Inoue, que abandonó su familia yakuza hace 13 años, recuerda los tiempos en los que su mera presencia provocaba temor, y cree que llevará mucho tiempo ganarse la confianza de la gente. Su vida cambió cuando un jefe mafioso que actuaba en su barrio le ofreció un trabajo de recadero, siendo todavía un adolescente. Poco tiempo después se convirtió en su mano derecha. «Tenía poder y dinero, era adicto a la cocaína y participé en peleas en las que moría gente. Pero mi vida estaba vacía», dice.

Un día, durante la visita al dentista y tras haber tratado de suicidarse en tres ocasiones, conoció a la que todavía es su mujer. «Ella era cristiana y me enseñó el camino. Me llevó a una Iglesia y allí pude escuchar a Dios decirme: 'Yo te ayudaré'», confiesa. Inoue habló con su padrino y le pidió que le dejara marchar sin castigarle pese a que en el pasado, sus dedos meñiques habían sido amputados por haber faltado al código de honor.

«Creo que el boss [jefe] me quería sinceramente, por eso no ordenó mi muerte. Le dije que se viniera conmigo a Misión Barrabás, pero me respondió que él nunca abandonaría. Tres años después me lo volví a encontrar: había abandonado a los yakuza», cuenta este antiguo gangster rodeado de sus compañeros en las oficinas que la congregación tiene en el centro de Tokio.
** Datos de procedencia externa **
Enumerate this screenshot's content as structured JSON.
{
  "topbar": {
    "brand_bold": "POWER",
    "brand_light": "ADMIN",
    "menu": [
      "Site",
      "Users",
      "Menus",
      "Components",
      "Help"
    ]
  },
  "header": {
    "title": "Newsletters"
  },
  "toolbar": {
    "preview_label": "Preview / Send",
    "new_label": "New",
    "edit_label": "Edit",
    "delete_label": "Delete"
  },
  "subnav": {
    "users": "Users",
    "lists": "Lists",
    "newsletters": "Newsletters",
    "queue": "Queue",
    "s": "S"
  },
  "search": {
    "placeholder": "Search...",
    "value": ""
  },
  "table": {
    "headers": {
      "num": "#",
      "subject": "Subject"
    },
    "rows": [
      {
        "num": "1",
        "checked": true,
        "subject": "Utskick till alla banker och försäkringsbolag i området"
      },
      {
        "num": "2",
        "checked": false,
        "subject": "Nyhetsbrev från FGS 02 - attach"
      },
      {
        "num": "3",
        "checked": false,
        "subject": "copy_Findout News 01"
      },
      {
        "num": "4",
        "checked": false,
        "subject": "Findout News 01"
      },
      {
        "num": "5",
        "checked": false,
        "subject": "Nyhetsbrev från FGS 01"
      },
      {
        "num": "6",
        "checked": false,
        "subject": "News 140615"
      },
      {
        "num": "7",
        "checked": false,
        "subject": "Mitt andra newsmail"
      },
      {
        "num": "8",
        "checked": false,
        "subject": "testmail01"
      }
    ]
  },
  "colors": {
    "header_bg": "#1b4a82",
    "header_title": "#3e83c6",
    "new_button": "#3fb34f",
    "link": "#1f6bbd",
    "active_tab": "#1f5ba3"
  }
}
Todos ellos coinciden en que, en cierto modo, siguen siendo yakuzas.Se dirigen unos a otros con el apelativo de «hermano», como en los viejos tiempos, aseguran seguir teniendo un enemigo, en este caso Satán, y sirven con fidelidad ciega a su nuevo jefe. «El que está por encima de todos», dice Inoue levantando la mirada hacia el cielo.